Divide the dough in half, then wrap each half individually in plastic wrap. Flatten them each into a 5-inch disc, and refrigerate for at least one hour.
Once chilled, remove one of the dough discs from the refrigerator. On a floured surface, roll the dough out into a 12-inch circle. Carefully place the dough into a greased 9-inch pie dish, tucking it in with your fingers and making sure it's smooth. Using a knife, trim the extra overhang of the crust. Refrigerate while you work on the filling.
Make the Filling:
In a large bowl, toss the apple slices with the lemon juice; set aside. In a medium bowl, whisk the sugar, flour, and spices together. Add the sugar mixture to the apples and toss to coat.
Layer one-third of the apple filling along the bottom of the crust, making sure there are few gaps. Top with 1/4 cup of the salted caramel. Repeat these steps two more times with the apples and caramel.
Make the lattice crust:*
Preheat the oven to 425ºF and place a rimmed baking sheet on the center rack of the oven.

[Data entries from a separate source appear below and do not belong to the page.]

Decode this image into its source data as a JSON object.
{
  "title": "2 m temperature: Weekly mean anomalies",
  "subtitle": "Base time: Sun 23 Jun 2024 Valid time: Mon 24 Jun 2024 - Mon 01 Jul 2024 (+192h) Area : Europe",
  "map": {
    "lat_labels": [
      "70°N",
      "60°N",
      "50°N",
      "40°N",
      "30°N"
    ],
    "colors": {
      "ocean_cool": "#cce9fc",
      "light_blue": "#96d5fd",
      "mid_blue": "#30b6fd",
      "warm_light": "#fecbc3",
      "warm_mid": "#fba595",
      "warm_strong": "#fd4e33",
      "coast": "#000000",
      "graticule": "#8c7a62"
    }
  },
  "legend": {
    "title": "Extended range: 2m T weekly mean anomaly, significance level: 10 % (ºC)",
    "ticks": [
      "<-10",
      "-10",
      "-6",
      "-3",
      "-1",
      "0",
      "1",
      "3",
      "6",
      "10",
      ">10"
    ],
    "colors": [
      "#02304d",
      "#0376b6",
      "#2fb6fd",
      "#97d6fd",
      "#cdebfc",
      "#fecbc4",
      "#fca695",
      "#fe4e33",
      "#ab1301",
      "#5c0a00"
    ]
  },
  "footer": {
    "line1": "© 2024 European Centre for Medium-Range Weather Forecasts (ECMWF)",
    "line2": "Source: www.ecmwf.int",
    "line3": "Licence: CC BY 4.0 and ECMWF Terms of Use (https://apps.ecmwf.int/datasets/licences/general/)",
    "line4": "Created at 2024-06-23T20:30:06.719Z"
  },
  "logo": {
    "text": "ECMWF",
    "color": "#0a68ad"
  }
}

Remove the other dough disc from the refrigerator, and roll it out into a 12-inch circle. Using a pizza cutter or knife, cut 9 strips 1-inch wide. Carefully thread the strips over and under one another, pulling back strips as necessary to weave. Trim the extra overhang with a knife, then crimp the edges of the dough with a fork or your fingers.
Brush the top of the pie with the egg wash and sprinkle with the sugar. Place the pie on the baking sheet in the oven and bake for 15 minutes.
Keeping the pie in the oven, reduce the temperature to 350°F and bake for an additional 40-50 minutes. If the crust begins to brown too quickly, tent a piece of aluminum foil on top of the pie. The pie is done when the juices begins to bubble up, and the crust is golden brown.
Transfer the pie to a wire rack and allow to cool for at least 4 hours before serving.
To serve, place a slice of pie on a plate and drizzle with the extra caramel sauce. Top with a scoop of vanilla ice cream.
*You don't necessarily have to do a lattice crust. You can also just roll out the dough, place it on top of the apples, trim the excess, then crimp around the edges. Make sure to use a knife to cut several little steam holes into the top crust, if you opt for this method instead.
**If you don't have coarse sugar, you can also use regular granulated sugar.
***Leftover pie can be covered tightly and stored in the refrigerator for up to 5 days. To reheat, slice a piece, and heat in the microwave for 30-40 seconds.